The problem is equivalent to translating a monotone conjunctive normal form Boolean formula to a monotone disjunctive normal form Boolean formula (also called "monotone dualization" in the literature).

Let us for example take $P = \{\{x,z\}, \{x,a\}, \{y,z \}, \{y,c\}\}$. We can translate $P$ to the following boolean formula: $\psi = (x \vee z) \wedge (x \vee a) \wedge (y \vee z) \wedge (y \vee c)$ and ask for a valuation of the variables that makes the formula valid, but has as few as possible variables set to true as possible.

If we translate $\psi$ to disjunctive normal form, we obtain: $$\psi' = (x \wedge y) \vee (x \wedge z \wedge c) \wedge (z \wedge a \wedge c)$$ It is now easy to list all ''minimal'' solutions to $\psi \equiv \psi'$.

The paper "Computational aspects of monotone dualization: A brief survey" by Thomas Eitera, Kazuhisa Makinob, and Georg Gottlob contains a nice survey on existing literature to the topic, including algorithms and complexity results.

• Ok, so if I understand the paper correctly (my boolean logic is a bit rusty) the disjunctive normal form (and thus my minimal covers) can be computed in quasi-polynomial time. The enumeration part of it is a little bit fuzzy but that's probably me.
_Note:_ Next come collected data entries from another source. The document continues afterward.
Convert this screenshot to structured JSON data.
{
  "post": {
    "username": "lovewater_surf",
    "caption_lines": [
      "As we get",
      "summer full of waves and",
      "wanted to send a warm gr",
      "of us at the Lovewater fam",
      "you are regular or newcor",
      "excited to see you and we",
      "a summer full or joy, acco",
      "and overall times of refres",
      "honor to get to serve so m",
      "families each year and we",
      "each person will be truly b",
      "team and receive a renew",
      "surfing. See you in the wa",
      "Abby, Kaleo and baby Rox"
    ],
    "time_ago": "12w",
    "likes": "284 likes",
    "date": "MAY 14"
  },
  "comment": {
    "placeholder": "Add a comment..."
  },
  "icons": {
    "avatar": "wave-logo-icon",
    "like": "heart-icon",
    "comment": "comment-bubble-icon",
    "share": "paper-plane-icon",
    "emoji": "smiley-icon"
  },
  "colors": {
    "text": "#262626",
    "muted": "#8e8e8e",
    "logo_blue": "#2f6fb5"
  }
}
Thank you. – Authary Dec 19 '14 at 15:51

You should not expect an asymptotically efficient solution to your problem, for two reasons:

1. As Yuval mentions, there can be exponentially many covers. Therefore, merely printing out the answer can take exponential time in the worst case.
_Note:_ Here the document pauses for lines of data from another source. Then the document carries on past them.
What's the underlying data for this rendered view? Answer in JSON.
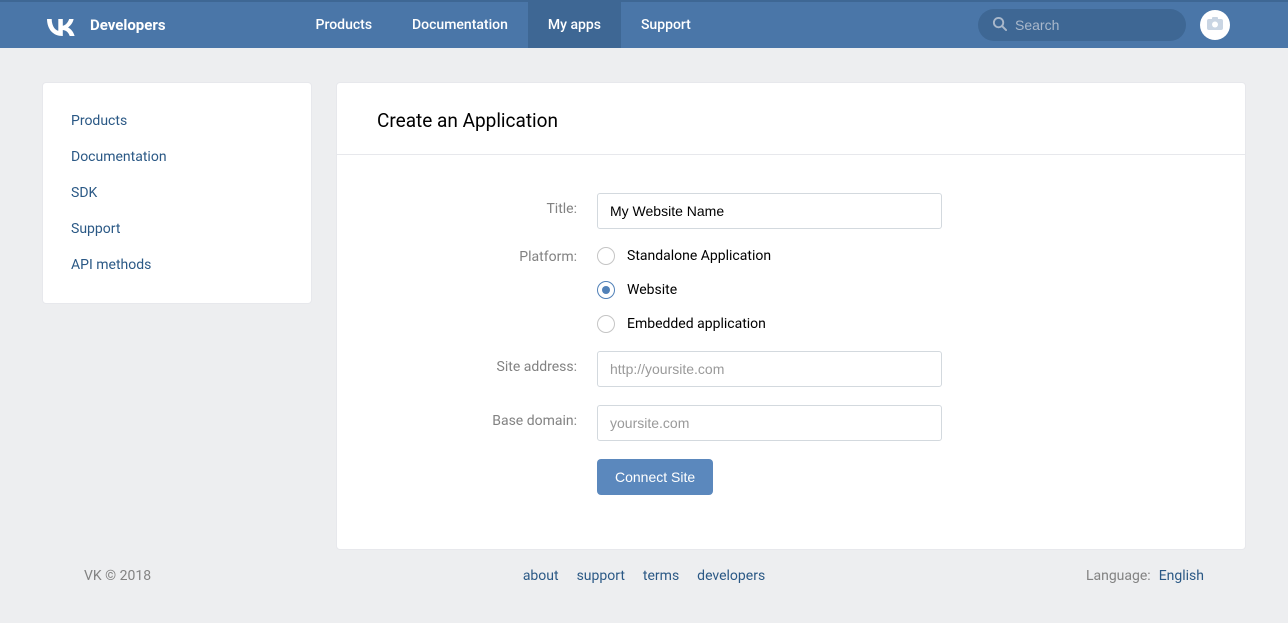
{
  "header": {
    "brand": "Developers",
    "nav": [
      {
        "label": "Products",
        "active": false
      },
      {
        "label": "Documentation",
        "active": false
      },
      {
        "label": "My apps",
        "active": true
      },
      {
        "label": "Support",
        "active": false
      }
    ],
    "search_placeholder": "Search"
  },
  "sidebar": {
    "items": [
      {
        "label": "Products"
      },
      {
        "label": "Documentation"
      },
      {
        "label": "SDK"
      },
      {
        "label": "Support"
      },
      {
        "label": "API methods"
      }
    ]
  },
  "main": {
    "title": "Create an Application",
    "form": {
      "title_label": "Title:",
      "title_value": "My Website Name",
      "platform_label": "Platform:",
      "platforms": [
        {
          "label": "Standalone Application",
          "checked": false
        },
        {
          "label": "Website",
          "checked": true
        },
        {
          "label": "Embedded application",
          "checked": false
        }
      ],
      "site_label": "Site address:",
      "site_value": "",
      "site_placeholder": "http://yoursite.com",
      "domain_label": "Base domain:",
      "domain_value": "",
      "domain_placeholder": "yoursite.com",
      "submit_label": "Connect Site"
    }
  },
  "footer": {
    "copyright": "VK © 2018",
    "links": [
      {
        "label": "about"
      },
      {
        "label": "support"
      },
      {
        "label": "terms"
      },
      {
        "label": "developers"
      }
    ],
    "language_label": "Language:",
    "language_value": "English"
  }
}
2. Your problem is NP-hard. Finding the smallest such cover is the NP-hard set cover problem, and your problem is at least as hard as that.
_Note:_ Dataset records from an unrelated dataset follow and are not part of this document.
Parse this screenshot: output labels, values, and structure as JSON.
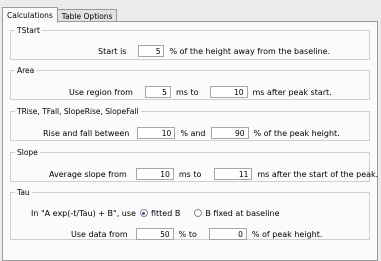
{
  "tabs": [
    {
      "label": "Calculations"
    },
    {
      "label": "Table Options"
    }
  ],
  "tstart": {
    "legend": "TStart",
    "label_before": "Start is",
    "value": "5",
    "label_after": "% of the height away from the baseline."
  },
  "area": {
    "legend": "Area",
    "label_before": "Use region from",
    "value_from": "5",
    "label_mid": "ms to",
    "value_to": "10",
    "label_after": "ms after peak start."
  },
  "rise": {
    "legend": "TRise, TFall, SlopeRise, SlopeFall",
    "label_before": "Rise and fall between",
    "value_from": "10",
    "label_mid": "% and",
    "value_to": "90",
    "label_after": "% of the peak height."
  },
  "slope": {
    "legend": "Slope",
    "label_before": "Average slope from",
    "value_from": "10",
    "label_mid": "ms to",
    "value_to": "11",
    "label_after": "ms after the start of the peak."
  },
  "tau": {
    "legend": "Tau",
    "formula_label": "In  \"A exp(-t/Tau) + B\", use",
    "radio_fitted": "fitted B",
    "radio_fixed": "B fixed at baseline",
    "selected": "fitted B",
    "label_before": "Use data from",
    "value_from": "50",
    "label_mid": "% to",
    "value_to": "0",
    "label_after": "% of peak height."
  }
}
Consequently, you should not expect an asymptotically efficient algorithm that is general (works correctly for all inputs).

So, you have several options: accept exponential-time algorithms; try to find some special structure in your problem instance, and look for an algorithm that exploits that structure; seek an approximation algorithm; look for a heuristic that might not give an optimal answer. The next step will depend on your problem domain, and is up to you. See, e.g., NP-complete decision problems - how close can we come to a solution?.

Note that there is a natural way to express your problem as an instance of SAT, so you could express it as SAT instance (a boolean formula $\varphi$) and then use a SAT solver to find all satisfying assignments to that formula. See, e.g., Set cover problem and the existence of such cover and Variation of Set Cover Problem: Finding a maximum-sized collection of disjoint set-covers and Maximum minimal set coverage.